Und wie schätzen Sie die „Bedrohung“ des Fachhändlers durch den massiv wachsenden Internethandel ein?

Hierbei von einer „Bedrohung“ zu sprechen, das ist eine typische Händlersicht. Wir sehen die Potenziale des gesamten Marktes. Adveo bietet den Zugang zum Markt durch alle Kanäle. Wir arbeiten mit den Besten jedes Kanals zusammen und sind schon heute als Multichannel-Anbieter aufgestellt. Nochmal: Ich sehe für das taditionelle Segment im Markt große Chancen. Die „traditionellen“ Händler können stark positioniert sein und Adveo kann sie auf geeignete Weise unterstützen und motivieren.

Was bedeuten Unterstützung und Motivation?

Wir geben unseren Partnern ein „Mehr­wert“-Versprechen. Für das Marktsegment der „traditionellen“ Händler ist beispielsweise typisch, dass sie ein Basissortiment führen, und dass bei ihnen Kauf und Bestellung sehr einfach abzuwickeln sind. Die „Service-Getriebenen“ wie Calipage kennzeichnet hingegen das umfangreiche Produktportfolio, die Marketingunterstützung an ihre Kunden und der Einsatz von E-Commerce-Instrumenten. Dementsprechend muss die Unterstützung ausgerichtet sein: Für den „traditionellen“ Händler muss Adveo der One-Stop-Shop sein, der alle Produkte führt, rund um das Jahr mit Marketing-Aktionen den Abverkauf unterstützt und mit einem modernen Ordersystem das schnelle Kaufen und Verkaufen sicherstellt – und das bei kon­kurrenzfähigen Kosten.

Wo sehen Sie Adveo in den kommenden zwei bis drei Jahren?

In diesem Jahr wird für uns die konzernweite Einführung von SAP weiter auf der Agenda stehen. Ziel ist es dabei, die Integration des Unternehmens europaweit voranzubringen. Wir schauen uns sehr genau mit den Beratern unsere Prozesse an und definieren, wie sie in Zukunft aussehen sollen.

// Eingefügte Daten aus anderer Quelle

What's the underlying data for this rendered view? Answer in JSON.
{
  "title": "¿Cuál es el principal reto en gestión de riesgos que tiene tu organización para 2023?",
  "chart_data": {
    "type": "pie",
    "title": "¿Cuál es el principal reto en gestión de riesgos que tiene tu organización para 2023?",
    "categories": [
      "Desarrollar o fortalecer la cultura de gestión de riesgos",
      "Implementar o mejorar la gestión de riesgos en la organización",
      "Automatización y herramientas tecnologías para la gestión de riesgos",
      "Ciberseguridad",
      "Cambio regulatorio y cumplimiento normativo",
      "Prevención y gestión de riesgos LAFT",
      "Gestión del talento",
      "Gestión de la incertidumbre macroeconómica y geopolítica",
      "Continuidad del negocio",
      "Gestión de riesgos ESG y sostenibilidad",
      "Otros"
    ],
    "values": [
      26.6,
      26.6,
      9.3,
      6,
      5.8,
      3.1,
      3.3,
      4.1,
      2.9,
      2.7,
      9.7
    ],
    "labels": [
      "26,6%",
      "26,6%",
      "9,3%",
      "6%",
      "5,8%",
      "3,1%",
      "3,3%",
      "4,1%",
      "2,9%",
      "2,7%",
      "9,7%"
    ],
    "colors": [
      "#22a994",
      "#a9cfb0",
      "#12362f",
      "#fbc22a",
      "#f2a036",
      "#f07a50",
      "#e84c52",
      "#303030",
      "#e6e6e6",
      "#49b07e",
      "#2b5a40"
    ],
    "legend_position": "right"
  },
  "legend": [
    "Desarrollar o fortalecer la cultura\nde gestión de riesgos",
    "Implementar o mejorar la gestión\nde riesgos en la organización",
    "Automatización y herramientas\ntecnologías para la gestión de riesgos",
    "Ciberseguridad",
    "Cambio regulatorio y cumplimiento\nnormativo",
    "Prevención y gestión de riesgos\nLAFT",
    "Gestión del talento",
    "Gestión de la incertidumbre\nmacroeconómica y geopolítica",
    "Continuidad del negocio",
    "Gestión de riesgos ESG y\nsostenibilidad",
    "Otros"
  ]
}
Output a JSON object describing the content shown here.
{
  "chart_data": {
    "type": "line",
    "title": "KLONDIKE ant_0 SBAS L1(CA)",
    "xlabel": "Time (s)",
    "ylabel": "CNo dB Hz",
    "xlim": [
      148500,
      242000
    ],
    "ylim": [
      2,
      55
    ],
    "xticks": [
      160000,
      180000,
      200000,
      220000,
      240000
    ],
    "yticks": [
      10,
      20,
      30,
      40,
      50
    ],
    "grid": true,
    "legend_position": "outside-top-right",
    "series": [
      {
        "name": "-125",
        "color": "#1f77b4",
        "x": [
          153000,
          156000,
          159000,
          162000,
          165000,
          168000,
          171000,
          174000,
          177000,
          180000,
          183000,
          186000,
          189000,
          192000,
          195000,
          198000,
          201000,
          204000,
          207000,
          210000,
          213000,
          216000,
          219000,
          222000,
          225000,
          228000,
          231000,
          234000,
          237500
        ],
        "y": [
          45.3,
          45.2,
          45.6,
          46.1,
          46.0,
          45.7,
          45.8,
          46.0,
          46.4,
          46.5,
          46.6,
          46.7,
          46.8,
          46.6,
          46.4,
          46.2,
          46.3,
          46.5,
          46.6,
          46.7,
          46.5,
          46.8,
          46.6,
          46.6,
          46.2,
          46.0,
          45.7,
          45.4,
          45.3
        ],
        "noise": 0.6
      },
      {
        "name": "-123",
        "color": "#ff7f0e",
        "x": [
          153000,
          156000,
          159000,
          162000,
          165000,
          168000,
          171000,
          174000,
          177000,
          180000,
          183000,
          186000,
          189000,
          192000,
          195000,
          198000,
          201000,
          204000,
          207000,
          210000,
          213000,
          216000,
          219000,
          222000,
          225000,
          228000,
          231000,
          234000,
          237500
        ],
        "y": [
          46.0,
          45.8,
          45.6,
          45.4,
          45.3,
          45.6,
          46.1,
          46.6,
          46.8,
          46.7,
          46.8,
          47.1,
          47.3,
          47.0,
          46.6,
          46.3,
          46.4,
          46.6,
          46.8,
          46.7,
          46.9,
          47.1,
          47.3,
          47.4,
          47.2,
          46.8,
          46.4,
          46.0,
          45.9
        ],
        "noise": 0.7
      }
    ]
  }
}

In welche Richtung wird sich das Produktportfolio von Adveo verändern?

Ein weiteres langfristiges Ziel ist die Diversifikation unseres Produktportfolios – dazu gehören natürlich angrenzende, neue Produkte, ich denke beispielsweise an den Markt Facility – daran arbeiten wir schon jetzt.

Wie schätzen Sie das schwierige Marktumfeld ein?

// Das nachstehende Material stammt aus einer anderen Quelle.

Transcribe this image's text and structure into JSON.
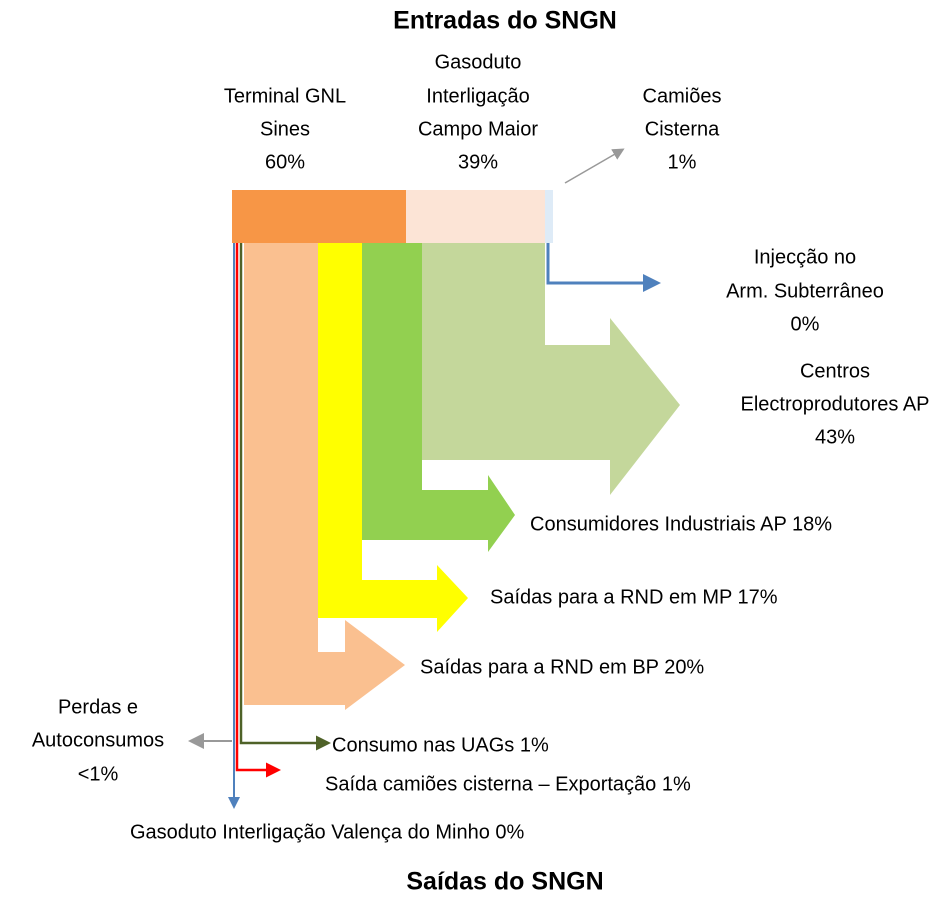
{
  "title": "Entradas do SNGN",
  "footer": "Saídas do SNGN",
  "inputs": [
    {
      "label": [
        "Terminal GNL",
        "Sines"
      ],
      "share": "60%"
    },
    {
      "label": [
        "Gasoduto",
        "Interligação",
        "Campo Maior"
      ],
      "share": "39%"
    },
    {
      "label": [
        "Camiões",
        "Cisterna"
      ],
      "share": "1%"
    }
  ],
  "outputs": [
    {
      "label": [
        "Injecção no",
        "Arm. Subterrâneo"
      ],
      "share": "0%"
    },
    {
      "label": [
        "Centros",
        "Electroprodutores AP"
      ],
      "share": "43%"
    },
    {
      "label": [
        "Consumidores Industriais AP 18%"
      ]
    },
    {
      "label": [
        "Saídas para a RND em MP  17%"
      ]
    },
    {
      "label": [
        "Saídas para a RND em BP  20%"
      ]
    },
    {
      "label": [
        "Perdas e",
        "Autoconsumos"
      ],
      "share": "<1%"
    },
    {
      "label": [
        "Consumo nas UAGs 1%"
      ]
    },
    {
      "label": [
        "Saída camiões cisterna – Exportação  1%"
      ]
    },
    {
      "label": [
        "Gasoduto Interligação Valença do Minho 0%"
      ]
    }
  ]
}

Es ist kein Geheimnis, dass sich der europäische Markt für Büroprodukte und IT in einer Phase der Konsolidierung befindet. Das bedeutet, wir erleben aktuell eine Marktbereinigung. Wir beobachten diesen Prozess sehr genau und wollen mit Adveo die Konsolidierung an führender Stelle mitgestalten. Was das europäische, makroökonomische Umfeld betrifft, bin ich trotz der aktuellen Lage optimistisch. In Spanien und Italien sind wir seit 2008 in einer schwierigen Lage, es gibt viele offene Fragen, aber es scheint, dass die Talsohle im Sommer 2013 durchschritten wird und dies wird sich für 2013 auch positiv für Adveo auswirken. Was Deutschland, auch Frankreich und Benelux betrifft, wird sich die wirtschaftliche Entwicklung im Laufe dieses Jahres hingegen eher verlangsamen.